Report: Eine Million für die Freiheit

New York (dpa) - Der Justizangestellte blieb erschrocken stehen, als er die Menschenschlange sah. Hunderte Reporter warteten auf dem Flur des State Supreme Court in New York, geduldig und munter plaudernd, mit Kameras, Mikrofonen, Fotoausrüstung und Schreibblöcken.

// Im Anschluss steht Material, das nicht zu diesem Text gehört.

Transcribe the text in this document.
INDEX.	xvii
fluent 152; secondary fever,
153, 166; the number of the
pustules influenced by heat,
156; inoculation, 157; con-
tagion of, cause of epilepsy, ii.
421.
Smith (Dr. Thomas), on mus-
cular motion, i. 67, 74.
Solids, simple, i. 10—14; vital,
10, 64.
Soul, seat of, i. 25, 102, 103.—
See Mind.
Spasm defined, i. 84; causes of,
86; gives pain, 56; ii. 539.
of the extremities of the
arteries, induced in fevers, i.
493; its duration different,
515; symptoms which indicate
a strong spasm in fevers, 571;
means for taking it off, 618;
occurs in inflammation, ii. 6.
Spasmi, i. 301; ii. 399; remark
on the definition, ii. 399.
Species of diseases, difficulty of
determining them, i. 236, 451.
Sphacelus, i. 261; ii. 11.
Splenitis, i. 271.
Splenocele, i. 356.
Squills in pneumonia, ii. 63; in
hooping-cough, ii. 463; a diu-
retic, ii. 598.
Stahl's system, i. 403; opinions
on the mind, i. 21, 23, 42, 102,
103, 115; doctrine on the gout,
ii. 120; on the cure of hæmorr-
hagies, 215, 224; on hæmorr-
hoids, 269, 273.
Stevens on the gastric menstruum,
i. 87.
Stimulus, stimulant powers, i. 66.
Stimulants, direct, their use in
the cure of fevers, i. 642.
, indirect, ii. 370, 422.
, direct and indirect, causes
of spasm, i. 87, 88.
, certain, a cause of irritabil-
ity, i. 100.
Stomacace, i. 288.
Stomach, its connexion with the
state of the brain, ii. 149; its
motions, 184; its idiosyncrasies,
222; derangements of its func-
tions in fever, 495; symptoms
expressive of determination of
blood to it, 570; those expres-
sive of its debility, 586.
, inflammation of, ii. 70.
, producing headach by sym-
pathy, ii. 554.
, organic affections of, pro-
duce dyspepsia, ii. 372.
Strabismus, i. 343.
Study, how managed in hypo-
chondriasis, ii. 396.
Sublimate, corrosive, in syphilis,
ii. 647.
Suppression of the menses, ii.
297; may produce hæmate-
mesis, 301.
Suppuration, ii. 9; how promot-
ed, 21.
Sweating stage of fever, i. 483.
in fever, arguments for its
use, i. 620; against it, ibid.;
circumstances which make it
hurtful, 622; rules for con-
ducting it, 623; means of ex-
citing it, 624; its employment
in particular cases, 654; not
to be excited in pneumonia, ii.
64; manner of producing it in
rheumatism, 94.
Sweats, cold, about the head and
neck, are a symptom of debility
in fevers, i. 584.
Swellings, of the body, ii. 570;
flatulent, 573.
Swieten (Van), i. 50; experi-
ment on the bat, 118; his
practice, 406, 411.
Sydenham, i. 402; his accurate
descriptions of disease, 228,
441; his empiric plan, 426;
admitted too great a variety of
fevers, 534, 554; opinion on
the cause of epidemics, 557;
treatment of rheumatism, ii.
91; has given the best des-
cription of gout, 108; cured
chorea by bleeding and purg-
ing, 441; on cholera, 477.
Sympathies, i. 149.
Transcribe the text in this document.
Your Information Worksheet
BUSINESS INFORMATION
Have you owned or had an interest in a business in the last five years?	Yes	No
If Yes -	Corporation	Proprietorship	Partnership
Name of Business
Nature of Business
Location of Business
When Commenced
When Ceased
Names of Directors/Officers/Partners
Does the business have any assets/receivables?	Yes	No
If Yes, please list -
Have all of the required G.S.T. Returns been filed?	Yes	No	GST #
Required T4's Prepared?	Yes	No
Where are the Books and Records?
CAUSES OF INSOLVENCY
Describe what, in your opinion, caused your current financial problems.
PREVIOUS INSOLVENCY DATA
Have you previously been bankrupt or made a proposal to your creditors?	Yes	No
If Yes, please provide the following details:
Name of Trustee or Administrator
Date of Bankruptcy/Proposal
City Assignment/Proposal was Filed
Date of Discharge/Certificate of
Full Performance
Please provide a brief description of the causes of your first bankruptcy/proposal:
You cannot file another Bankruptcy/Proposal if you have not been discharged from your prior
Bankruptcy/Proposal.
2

„Und das alles“, murmelt er fassungslos, „für einen einzigen Menschen“. Tatsächlich nur einer, aber einst einer der mächtigsten der Welt. Dominique Strauss-Kahn hat am Donnerstag einen neuen Versuch unternommen, bis zu seiner Verhandlung in Freiheit warten zu können. Dafür will der Ex-Chef des Internationalen Währungsfonds nicht weniger als eine Million Dollar (700 000 Euro) hinterlegen.

Als der Franzose vorgefahren wurde, war er noch ein Häftling. Bislang bestand sein Leben aus teuren Restaurants, edlen Hotels, Limousinen aus deutscher Produktion und Erste-Klasse-Sesseln in Flugzeugen. In einem Flugzeug wurde er am Samstag festgenommen, weil er zuvor in seiner 3000-Dollar-Suite ein Zimmermädchen angegriffen haben sollt. Er habe ihr Anal- und Oralsex aufzwingen wollen, sagte die 32-Jährige am Mittwoch vor der Grand Jury aus, die letztlich über die Eröffnung eines Prozesses zu entscheiden hat.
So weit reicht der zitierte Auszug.